As a friend explained, the overwhelming majority of those who have taken to the streets this year are in fact white and middle class; now that the World Cup had actually started, they were finding it harder to mobilise people. That might all change, noted another somewhat ominously, if Brazil were to be eliminated early in the tournament.
The bars in Lapa were thronging with fellow tourists. With the faint sting of tear gas slowly leaving my nostrils, I made my way through a steak-and-cheese sandwich and a clutch of caipirinhas and then headed along to Lapa's arches. There I found black people, filling three streets all the way down to the main road. Standing by a vast reggae soundsystem as a bottle of cachaça was passed from hand to hand, I could have been at Notting Hill Carnival.
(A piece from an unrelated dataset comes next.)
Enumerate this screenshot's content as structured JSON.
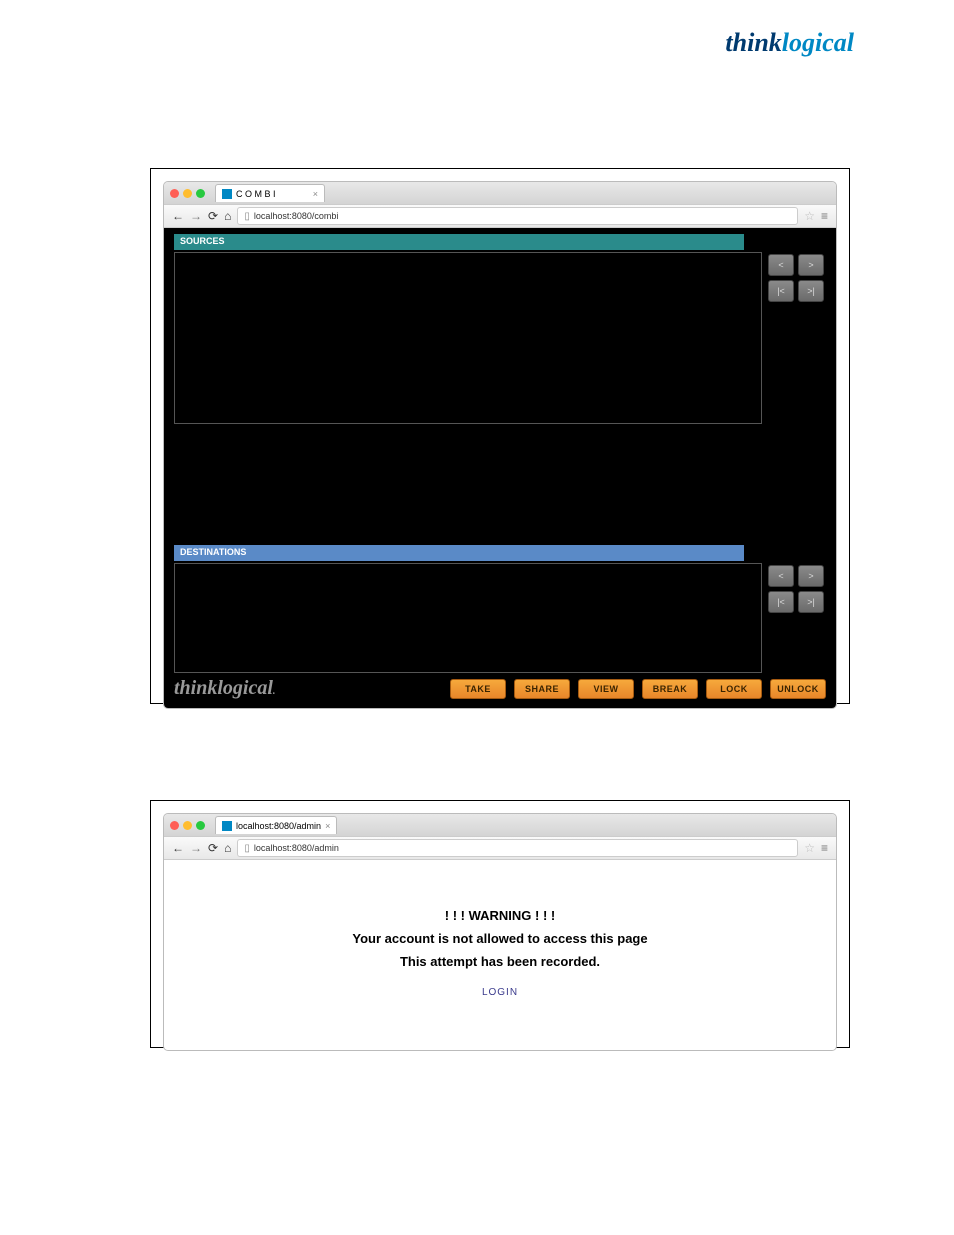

There are places in Rio where black people can afford to gather, or where they feel comfortable gathering; and then there are places where they can't, and don't. They are separated from those latter places by two invisible walls: the walls of social class and race. After finishing a radio interview, an hour past midnight, I caught a taxi up the hill to the house where I was renting a room. As the car stopped by the front gate a police car pulled up alongside and shone a torch into the back seats, resting on my face. The policeman then got out of his car along with his colleague and spoke to the cab driver, before letting me proceed.
The policemen clearly found something inherently suspicious about a black person travelling that high up the hill. Maybe, you might say, they were just looking out for the homeowner, in anticipation of a troubling scenario. Yet when I explained to my landlord what had happened, the shock on his face said it all: here, outside my very own front door, I had run up against another one of Rio's invisible walls.
Musa Okwonga is a poet and journalist. He is the author of two books on football, the first of which, ‘A Cultured Left Foot’, was nominated for the 2008 William Hill Sports Book of the Year.